Do I practice this for every single invitation I receive? Nope. Does life get crazy? You bet. Is it hard to sometimes pin down your partner to decide what and how to attend? Yup. (Hi honey 👋)

If you recognize a stress response in your body at an invitation, that’s data. What is this telling you? Why don’t you want to go? On the flip side, if you realize you wish you were invited to more things, that’s data, too. How do you start to put yourself out there more often? 

This is all practice. When we start thinking more intentionally about what we want to attend, when we choose to be the places we are, when we practice not going to certain events that aren’t serving at this moment, we begin to have the way we spend our time match the life we actually want. It is a powerful thing to experience the recognition of being where you want to be. 

As ever,

Priya


Inspirations

“The Universe Is a House Party”: A colleague shared this poem by Tracy K. Smith, which appears in her book Life on Mars. It’s absolutely stunning. “We grind lenses to an impossible strength, / Point them toward the future, and dream of beings / We’ll welcome with indefatigable hospitality: / How marvelous you’ve come!” I mean, wow.

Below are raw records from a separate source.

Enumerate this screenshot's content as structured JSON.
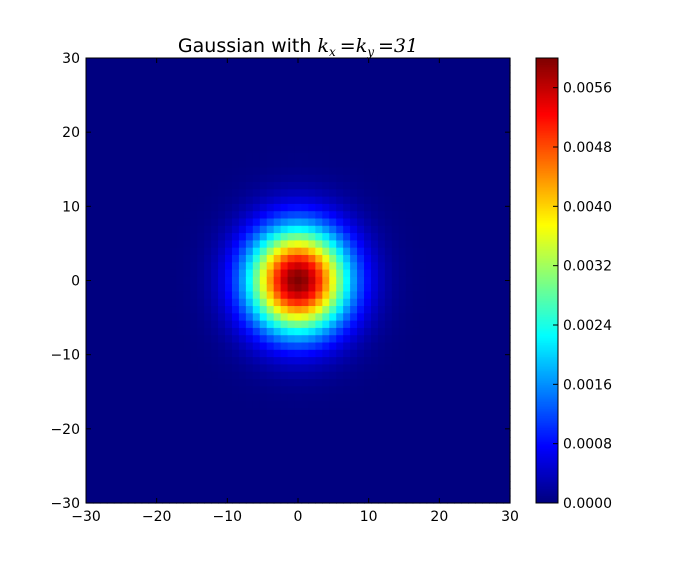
{
  "chart_data": {
    "type": "heatmap",
    "title": "Gaussian with k_x = k_y = 31",
    "title_parts": {
      "prefix": "Gaussian with ",
      "k1": "k",
      "sub1": "x",
      "eq1": "=",
      "k2": "k",
      "sub2": "y",
      "eq2": "=",
      "value": "31"
    },
    "xlabel": "",
    "ylabel": "",
    "grid": false,
    "colormap": "jet",
    "kernel_size": 31,
    "xlim": [
      -30,
      30
    ],
    "ylim": [
      -30,
      30
    ],
    "x_ticks": [
      "−30",
      "−20",
      "−10",
      "0",
      "10",
      "20",
      "30"
    ],
    "y_ticks": [
      "30",
      "20",
      "10",
      "0",
      "−10",
      "−20",
      "−30"
    ],
    "colorbar": {
      "vmin": 0.0,
      "vmax": 0.006,
      "ticks": [
        "0.0056",
        "0.0048",
        "0.0040",
        "0.0032",
        "0.0024",
        "0.0016",
        "0.0008",
        "0.0000"
      ],
      "tick_values": [
        0.0056,
        0.0048,
        0.004,
        0.0032,
        0.0024,
        0.0016,
        0.0008,
        0.0
      ]
    },
    "peak": {
      "x": 0,
      "y": 0,
      "value": 0.006
    },
    "sigma": 5
  }
}
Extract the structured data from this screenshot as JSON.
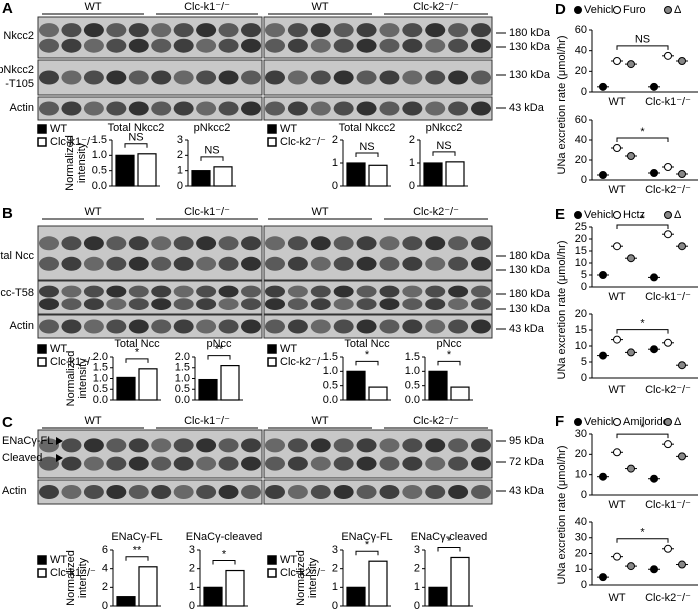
{
  "blot_panels": [
    {
      "letter": "A",
      "left_groups": [
        "WT",
        "Clc-k1⁻/⁻"
      ],
      "right_groups": [
        "WT",
        "Clc-k2⁻/⁻"
      ],
      "rows": [
        [
          "Total Nkcc2"
        ],
        [
          "pNkcc2",
          "-T105"
        ],
        [
          "Actin"
        ]
      ],
      "markers": [
        "180 kDa",
        "130 kDa",
        "130 kDa",
        "43 kDa"
      ],
      "left_legend": [
        "WT",
        "Clc-k1⁻/⁻"
      ],
      "right_legend": [
        "WT",
        "Clc-k2⁻/⁻"
      ]
    },
    {
      "letter": "B",
      "left_groups": [
        "WT",
        "Clc-k1⁻/⁻"
      ],
      "right_groups": [
        "WT",
        "Clc-k2⁻/⁻"
      ],
      "rows": [
        [
          "Total Ncc"
        ],
        [
          "pNcc-T58"
        ],
        [
          "Actin"
        ]
      ],
      "markers": [
        "180 kDa",
        "130 kDa",
        "180 kDa",
        "130 kDa",
        "43 kDa"
      ],
      "left_legend": [
        "WT",
        "Clc-k1⁻/⁻"
      ],
      "right_legend": [
        "WT",
        "Clc-k2⁻/⁻"
      ]
    },
    {
      "letter": "C",
      "left_groups": [
        "WT",
        "Clc-k1⁻/⁻"
      ],
      "right_groups": [
        "WT",
        "Clc-k2⁻/⁻"
      ],
      "rows": [
        [
          "ENaCγ-FL"
        ],
        [
          "Cleaved"
        ],
        [
          "Actin"
        ]
      ],
      "markers": [
        "95 kDa",
        "72 kDa",
        "43 kDa"
      ],
      "left_legend": [
        "WT",
        "Clc-k1⁻/⁻"
      ],
      "right_legend": [
        "WT",
        "Clc-k2⁻/⁻"
      ]
    }
  ],
  "chart_data": [
    {
      "type": "bar",
      "title": "Total Nkcc2",
      "values": [
        1.0,
        1.05
      ],
      "colors": [
        "#000000",
        "#ffffff"
      ],
      "ylim": [
        0,
        1.5
      ],
      "yticks": [
        {
          "value": 0,
          "label": "0.0"
        },
        0.5,
        {
          "value": 1,
          "label": "1.0"
        },
        1.5
      ],
      "annotation": "NS",
      "ylabel": [
        "Normalized",
        "intensity"
      ]
    },
    {
      "type": "bar",
      "title": "pNkcc2",
      "values": [
        1.0,
        1.25
      ],
      "colors": [
        "#000000",
        "#ffffff"
      ],
      "ylim": [
        0,
        3
      ],
      "yticks": [
        0,
        1,
        2,
        3
      ],
      "annotation": "NS"
    },
    {
      "type": "bar",
      "title": "Total Nkcc2",
      "values": [
        1.0,
        0.9
      ],
      "colors": [
        "#000000",
        "#ffffff"
      ],
      "ylim": [
        0,
        2
      ],
      "yticks": [
        0,
        1,
        2
      ],
      "annotation": "NS"
    },
    {
      "type": "bar",
      "title": "pNkcc2",
      "values": [
        1.0,
        1.05
      ],
      "colors": [
        "#000000",
        "#ffffff"
      ],
      "ylim": [
        0,
        2
      ],
      "yticks": [
        0,
        1,
        2
      ],
      "annotation": "NS"
    },
    {
      "type": "bar",
      "title": "Total Ncc",
      "values": [
        1.05,
        1.45
      ],
      "colors": [
        "#000000",
        "#ffffff"
      ],
      "ylim": [
        0,
        2
      ],
      "yticks": [
        {
          "value": 0,
          "label": "0.0"
        },
        0.5,
        {
          "value": 1,
          "label": "1.0"
        },
        1.5,
        {
          "value": 2,
          "label": "2.0"
        }
      ],
      "annotation": "*",
      "ylabel": [
        "Normalized",
        "intensity"
      ]
    },
    {
      "type": "bar",
      "title": "pNcc",
      "values": [
        0.95,
        1.6
      ],
      "colors": [
        "#000000",
        "#ffffff"
      ],
      "ylim": [
        0,
        2
      ],
      "yticks": [
        {
          "value": 0,
          "label": "0.0"
        },
        0.5,
        {
          "value": 1,
          "label": "1.0"
        },
        1.5,
        {
          "value": 2,
          "label": "2.0"
        }
      ],
      "annotation": "**"
    },
    {
      "type": "bar",
      "title": "Total Ncc",
      "values": [
        1.0,
        0.45
      ],
      "colors": [
        "#000000",
        "#ffffff"
      ],
      "ylim": [
        0,
        1.5
      ],
      "yticks": [
        {
          "value": 0,
          "label": "0.0"
        },
        0.5,
        {
          "value": 1,
          "label": "1.0"
        },
        1.5
      ],
      "annotation": "*"
    },
    {
      "type": "bar",
      "title": "pNcc",
      "values": [
        1.0,
        0.45
      ],
      "colors": [
        "#000000",
        "#ffffff"
      ],
      "ylim": [
        0,
        1.5
      ],
      "yticks": [
        {
          "value": 0,
          "label": "0.0"
        },
        0.5,
        {
          "value": 1,
          "label": "1.0"
        },
        1.5
      ],
      "annotation": "*"
    },
    {
      "type": "bar",
      "title": "ENaCγ-FL",
      "values": [
        1.0,
        4.2
      ],
      "colors": [
        "#000000",
        "#ffffff"
      ],
      "ylim": [
        0,
        6
      ],
      "yticks": [
        0,
        2,
        4,
        6
      ],
      "annotation": "**",
      "ylabel": [
        "Normalized",
        "intensity"
      ]
    },
    {
      "type": "bar",
      "title": "ENaCγ-cleaved",
      "values": [
        1.0,
        1.9
      ],
      "colors": [
        "#000000",
        "#ffffff"
      ],
      "ylim": [
        0,
        3
      ],
      "yticks": [
        0,
        1,
        2,
        3
      ],
      "annotation": "*"
    },
    {
      "type": "bar",
      "title": "ENaCγ-FL",
      "values": [
        1.0,
        2.4
      ],
      "colors": [
        "#000000",
        "#ffffff"
      ],
      "ylim": [
        0,
        3
      ],
      "yticks": [
        0,
        1,
        2,
        3
      ],
      "annotation": "*",
      "ylabel": [
        "Normalized",
        "intensity"
      ]
    },
    {
      "type": "bar",
      "title": "ENaCγ-cleaved",
      "values": [
        1.0,
        2.6
      ],
      "colors": [
        "#000000",
        "#ffffff"
      ],
      "ylim": [
        0,
        3
      ],
      "yticks": [
        0,
        1,
        2,
        3
      ],
      "annotation": "*"
    },
    {
      "type": "dot",
      "letter": "D",
      "legend": [
        "Vehicle",
        "Furo",
        "Δ"
      ],
      "ylabel": "UNa excretion rate (μmol/hr)",
      "subplots": [
        {
          "groups": [
            "WT",
            "Clc-k1⁻/⁻"
          ],
          "series": [
            [
              5,
              5
            ],
            [
              30,
              35
            ],
            [
              27,
              30
            ]
          ],
          "ylim": [
            0,
            60
          ],
          "yticks": [
            0,
            20,
            40,
            60
          ],
          "annotation": "NS"
        },
        {
          "groups": [
            "WT",
            "Clc-k2⁻/⁻"
          ],
          "series": [
            [
              5,
              7
            ],
            [
              32,
              13
            ],
            [
              24,
              6
            ]
          ],
          "ylim": [
            0,
            60
          ],
          "yticks": [
            0,
            20,
            40,
            60
          ],
          "annotation": "*"
        }
      ]
    },
    {
      "type": "dot",
      "letter": "E",
      "legend": [
        "Vehicle",
        "Hctz",
        "Δ"
      ],
      "ylabel": "UNa excretion rate (μmol/hr)",
      "subplots": [
        {
          "groups": [
            "WT",
            "Clc-k1⁻/⁻"
          ],
          "series": [
            [
              5,
              4
            ],
            [
              17,
              22
            ],
            [
              12,
              17
            ]
          ],
          "ylim": [
            0,
            25
          ],
          "yticks": [
            0,
            5,
            10,
            15,
            20,
            25
          ],
          "annotation": "*"
        },
        {
          "groups": [
            "WT",
            "Clc-k2⁻/⁻"
          ],
          "series": [
            [
              7,
              9
            ],
            [
              12,
              11
            ],
            [
              8,
              4
            ]
          ],
          "ylim": [
            0,
            20
          ],
          "yticks": [
            0,
            5,
            10,
            15,
            20
          ],
          "annotation": "*"
        }
      ]
    },
    {
      "type": "dot",
      "letter": "F",
      "legend": [
        "Vehicle",
        "Amiloride",
        "Δ"
      ],
      "ylabel": "UNa excretion rate (μmol/hr)",
      "subplots": [
        {
          "groups": [
            "WT",
            "Clc-k1⁻/⁻"
          ],
          "series": [
            [
              9,
              8
            ],
            [
              21,
              25
            ],
            [
              13,
              19
            ]
          ],
          "ylim": [
            0,
            30
          ],
          "yticks": [
            0,
            10,
            20,
            30
          ],
          "annotation": "*"
        },
        {
          "groups": [
            "WT",
            "Clc-k2⁻/⁻"
          ],
          "series": [
            [
              5,
              10
            ],
            [
              18,
              23
            ],
            [
              12,
              13
            ]
          ],
          "ylim": [
            0,
            40
          ],
          "yticks": [
            0,
            10,
            20,
            30,
            40
          ],
          "annotation": "*"
        }
      ]
    }
  ]
}
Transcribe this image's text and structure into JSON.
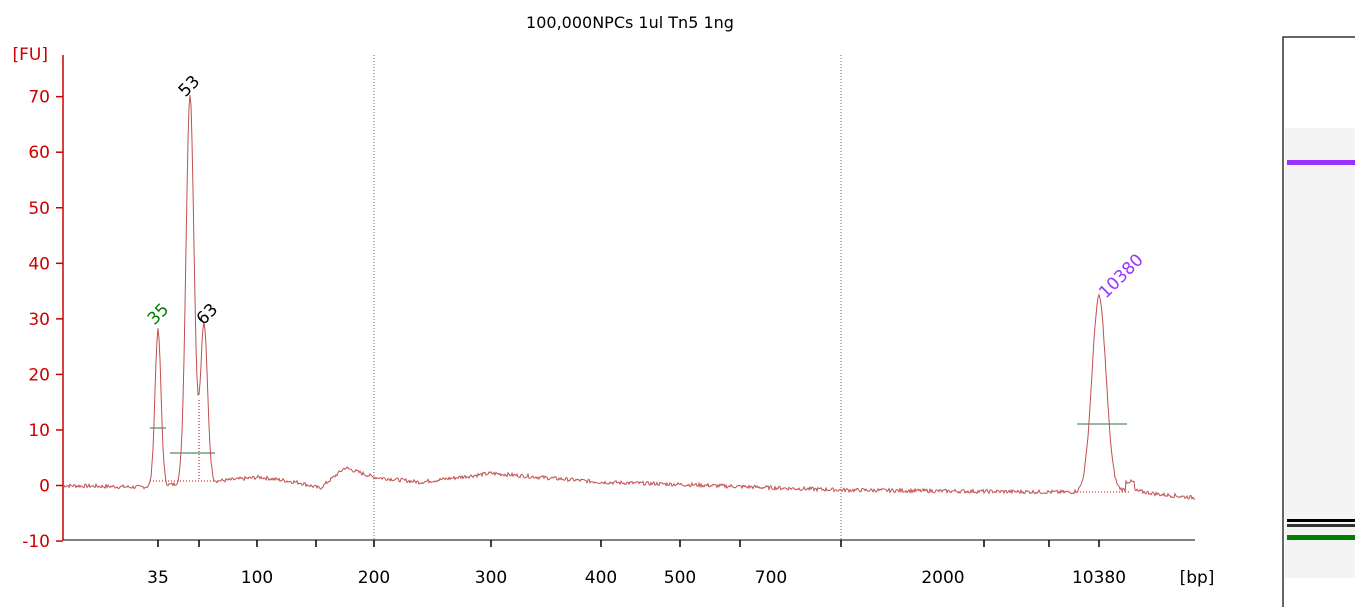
{
  "chart_data": {
    "type": "line",
    "title": "100,000NPCs 1ul Tn5 1ng",
    "ylabel": "[FU]",
    "xlabel": "[bp]",
    "ylim": [
      -10,
      75
    ],
    "yticks": [
      -10,
      0,
      10,
      20,
      30,
      40,
      50,
      60,
      70
    ],
    "xticks": [
      "35",
      "100",
      "200",
      "300",
      "400",
      "500",
      "700",
      "2000",
      "10380"
    ],
    "grid": false,
    "series": [
      {
        "color": "#c0504d",
        "points": [
          [
            35,
            28
          ],
          [
            53,
            70
          ],
          [
            63,
            28.5
          ],
          [
            100,
            1.5
          ],
          [
            150,
            3.2
          ],
          [
            200,
            1.5
          ],
          [
            300,
            2.2
          ],
          [
            400,
            0.6
          ],
          [
            500,
            0.2
          ],
          [
            700,
            -0.4
          ],
          [
            1000,
            -0.8
          ],
          [
            2000,
            -1.0
          ],
          [
            10380,
            35
          ],
          [
            15000,
            -2
          ]
        ]
      }
    ],
    "peaks": [
      {
        "label": "35",
        "size_bp": 35,
        "height": 28,
        "color": "#008000"
      },
      {
        "label": "53",
        "size_bp": 53,
        "height": 70,
        "color": "#000000"
      },
      {
        "label": "63",
        "size_bp": 63,
        "height": 28.5,
        "color": "#000000"
      },
      {
        "label": "10380",
        "size_bp": 10380,
        "height": 35,
        "color": "#9933ff"
      }
    ]
  },
  "gel": {
    "upper_marker_color": "#9b30ff",
    "lower_marker_color": "#008000",
    "band_color": "#000000"
  }
}
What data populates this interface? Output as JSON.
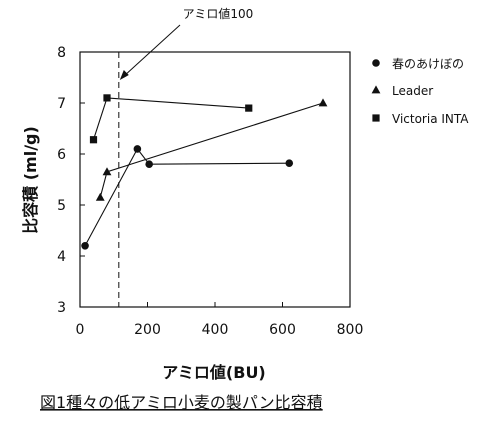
{
  "chart_data": {
    "type": "line",
    "caption": "図1種々の低アミロ小麦の製パン比容積",
    "xlabel": "アミロ値(BU)",
    "ylabel": "比容積 (ml/g)",
    "xlim": [
      0,
      800
    ],
    "ylim": [
      3,
      8
    ],
    "xticks": [
      "0",
      "200",
      "400",
      "600",
      "800"
    ],
    "yticks": [
      "3",
      "4",
      "5",
      "6",
      "7",
      "8"
    ],
    "grid": false,
    "legend_position": "right",
    "reference_line": {
      "x": 115,
      "style": "dashed",
      "label": "アミロ値100"
    },
    "series": [
      {
        "name": "春のあけぼの",
        "marker": "circle",
        "points": [
          [
            15,
            4.2
          ],
          [
            170,
            6.1
          ],
          [
            205,
            5.8
          ],
          [
            620,
            5.82
          ]
        ]
      },
      {
        "name": "Leader",
        "marker": "triangle",
        "points": [
          [
            60,
            5.15
          ],
          [
            80,
            5.65
          ],
          [
            720,
            7.0
          ]
        ]
      },
      {
        "name": "Victoria  INTA",
        "marker": "square",
        "points": [
          [
            40,
            6.28
          ],
          [
            80,
            7.1
          ],
          [
            500,
            6.9
          ]
        ]
      }
    ]
  }
}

Alex Katz: Gathering I absolutely loved taking my kids to Alex Katz’s dazzling retrospective on our favorite subject. At 95 years old, and still a working artist, it’s a stunning tribute to craft, friendship, and his deep, life-long artistic community. His pictures present a world of perfect dinner guests—graceful, untroubled, irresistibly attractive,” the late art critic Peter Schjeldahl wrote of Katz. “A beguiling fiction.”

The Six Forces That Fuel Friendship: Julie Beck has conducted over 100 “Friendship Files” interviews where friends reflect on their relationships. In this piece for the Atlantic, she highlights the series’ recurring themes: 1) accumulation 2) attention 3) intention 4) ritual 5) imagination 6) grace. Now this is service journalism. Beautiful.